Module document_parser

Module document_parser 

Source
Expand description

Document parser types used by A3S Code’s context acquisition pipeline.

These types exist so agentic_search, agentic_parse, and session wiring can register a small set of document parsers when better context extraction is needed.
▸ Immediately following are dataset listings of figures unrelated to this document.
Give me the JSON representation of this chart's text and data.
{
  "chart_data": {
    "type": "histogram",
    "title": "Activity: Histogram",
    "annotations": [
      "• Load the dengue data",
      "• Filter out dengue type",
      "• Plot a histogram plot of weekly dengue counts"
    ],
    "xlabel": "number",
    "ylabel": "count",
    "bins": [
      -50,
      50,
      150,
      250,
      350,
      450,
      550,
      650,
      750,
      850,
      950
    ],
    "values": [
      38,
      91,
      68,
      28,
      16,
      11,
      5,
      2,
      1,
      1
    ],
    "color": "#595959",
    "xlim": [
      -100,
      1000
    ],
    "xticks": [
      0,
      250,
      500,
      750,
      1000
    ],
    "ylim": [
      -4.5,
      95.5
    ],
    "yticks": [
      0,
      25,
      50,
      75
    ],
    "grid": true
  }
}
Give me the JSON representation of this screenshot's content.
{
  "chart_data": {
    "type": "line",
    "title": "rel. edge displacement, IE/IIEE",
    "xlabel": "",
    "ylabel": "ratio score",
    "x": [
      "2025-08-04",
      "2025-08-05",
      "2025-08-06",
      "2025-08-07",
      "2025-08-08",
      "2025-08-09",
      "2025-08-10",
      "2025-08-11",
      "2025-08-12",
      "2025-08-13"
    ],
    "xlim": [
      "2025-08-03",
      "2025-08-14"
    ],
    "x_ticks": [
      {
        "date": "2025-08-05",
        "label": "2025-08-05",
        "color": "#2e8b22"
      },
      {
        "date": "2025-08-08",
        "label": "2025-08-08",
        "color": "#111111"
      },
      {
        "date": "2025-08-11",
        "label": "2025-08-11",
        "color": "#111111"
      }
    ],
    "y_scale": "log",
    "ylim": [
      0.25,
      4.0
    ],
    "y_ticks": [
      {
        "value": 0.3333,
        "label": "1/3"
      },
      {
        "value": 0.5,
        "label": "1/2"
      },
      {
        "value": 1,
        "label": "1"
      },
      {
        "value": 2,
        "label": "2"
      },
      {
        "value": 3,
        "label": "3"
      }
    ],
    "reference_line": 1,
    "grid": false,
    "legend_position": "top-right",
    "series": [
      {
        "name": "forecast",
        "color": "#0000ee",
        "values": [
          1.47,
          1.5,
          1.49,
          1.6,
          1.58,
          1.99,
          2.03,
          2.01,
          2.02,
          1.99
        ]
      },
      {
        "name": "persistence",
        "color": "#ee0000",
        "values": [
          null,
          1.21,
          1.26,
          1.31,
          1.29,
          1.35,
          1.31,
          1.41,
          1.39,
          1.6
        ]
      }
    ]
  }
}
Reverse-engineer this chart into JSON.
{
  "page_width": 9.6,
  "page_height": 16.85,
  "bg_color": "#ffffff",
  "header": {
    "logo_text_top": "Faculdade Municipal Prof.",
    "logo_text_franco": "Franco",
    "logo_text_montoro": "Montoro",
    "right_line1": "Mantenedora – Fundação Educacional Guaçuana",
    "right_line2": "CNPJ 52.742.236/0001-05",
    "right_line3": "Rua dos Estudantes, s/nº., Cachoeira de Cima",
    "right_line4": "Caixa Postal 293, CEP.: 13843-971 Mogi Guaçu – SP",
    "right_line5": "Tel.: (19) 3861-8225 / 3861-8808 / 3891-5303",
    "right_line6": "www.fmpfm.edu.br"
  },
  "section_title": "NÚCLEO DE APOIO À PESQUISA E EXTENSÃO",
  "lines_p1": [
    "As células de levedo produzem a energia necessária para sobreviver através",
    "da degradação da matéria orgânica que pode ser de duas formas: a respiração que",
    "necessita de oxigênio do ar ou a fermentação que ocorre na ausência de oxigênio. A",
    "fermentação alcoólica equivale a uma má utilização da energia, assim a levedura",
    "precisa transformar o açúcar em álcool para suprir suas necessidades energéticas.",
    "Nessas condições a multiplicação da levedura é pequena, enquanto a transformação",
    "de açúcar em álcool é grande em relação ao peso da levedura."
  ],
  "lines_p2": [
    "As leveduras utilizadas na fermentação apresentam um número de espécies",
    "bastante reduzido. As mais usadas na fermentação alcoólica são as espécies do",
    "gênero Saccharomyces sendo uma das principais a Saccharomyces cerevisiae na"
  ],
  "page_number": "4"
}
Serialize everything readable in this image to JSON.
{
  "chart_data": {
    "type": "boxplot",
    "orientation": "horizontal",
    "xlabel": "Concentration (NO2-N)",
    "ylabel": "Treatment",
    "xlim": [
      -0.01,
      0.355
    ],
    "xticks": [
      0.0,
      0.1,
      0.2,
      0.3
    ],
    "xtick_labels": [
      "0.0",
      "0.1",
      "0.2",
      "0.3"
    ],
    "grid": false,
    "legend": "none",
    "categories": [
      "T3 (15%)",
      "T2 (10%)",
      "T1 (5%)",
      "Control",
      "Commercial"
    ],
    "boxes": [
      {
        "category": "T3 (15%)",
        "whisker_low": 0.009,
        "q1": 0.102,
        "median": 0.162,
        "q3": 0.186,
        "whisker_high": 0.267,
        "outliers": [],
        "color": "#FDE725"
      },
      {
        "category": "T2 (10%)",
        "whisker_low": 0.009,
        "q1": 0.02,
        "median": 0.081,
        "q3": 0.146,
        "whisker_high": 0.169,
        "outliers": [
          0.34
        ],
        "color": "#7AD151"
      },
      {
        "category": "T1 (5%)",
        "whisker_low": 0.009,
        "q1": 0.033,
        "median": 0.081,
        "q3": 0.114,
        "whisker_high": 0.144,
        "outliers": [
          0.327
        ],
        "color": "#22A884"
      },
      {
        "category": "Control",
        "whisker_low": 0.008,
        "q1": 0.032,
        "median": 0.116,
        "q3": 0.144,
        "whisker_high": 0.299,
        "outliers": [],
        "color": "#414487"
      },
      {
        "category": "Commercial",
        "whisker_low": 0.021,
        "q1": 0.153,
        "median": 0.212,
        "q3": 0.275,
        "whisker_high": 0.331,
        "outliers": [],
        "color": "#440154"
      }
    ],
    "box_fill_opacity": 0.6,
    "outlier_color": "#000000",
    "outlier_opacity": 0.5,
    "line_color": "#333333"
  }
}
They are not intended to turn a3s-code-core into a general-purpose document processing framework.

§Architecture

  • Contracts: parser trait and registry live in crate::doc
  • Core defaults: PlainTextParser plus the internal composite parser factory live here
  • Built-in tools: agentic_search and agentic_parse consume this registry via ToolContext
  • Goal: recover better model context from non-plaintext project files

§Example

use a3s_code_core::document_parser::{DocumentParser, DocumentParserRegistry};
use std::path::Path;
use anyhow::Result;

struct PdfParser;

impl DocumentParser for PdfParser {
    fn name(&self) -> &str { "pdf" }
    fn supported_extensions(&self) -> &[&str] { &["pdf"] }
    fn parse(&self, path: &Path) -> Result<String> {
        todo!()
    }
}

let mut registry = DocumentParserRegistry::empty();
registry.register(std::sync::Arc::new(PdfParser));

Structs§

DocumentBlock
DocumentBlockLocation
DocumentConfidence
DocumentMetadata
DocumentParserRegistry
DocumentProvenance
ParsedDocument
PlainTextParser
Built-in parser for all common text, code, and config formats.

Enums§

DocumentBlockKind

Traits§

DocumentParser

Functions§

default_document_parser_registry
Build the default document parser registry using the default parser config.
document_parser_registry_with_config
Build the default document parser registry using an explicit parser config.
document_parser_registry_with_config_and_ocr
Build the default document parser registry using an explicit parser config and OCR provider.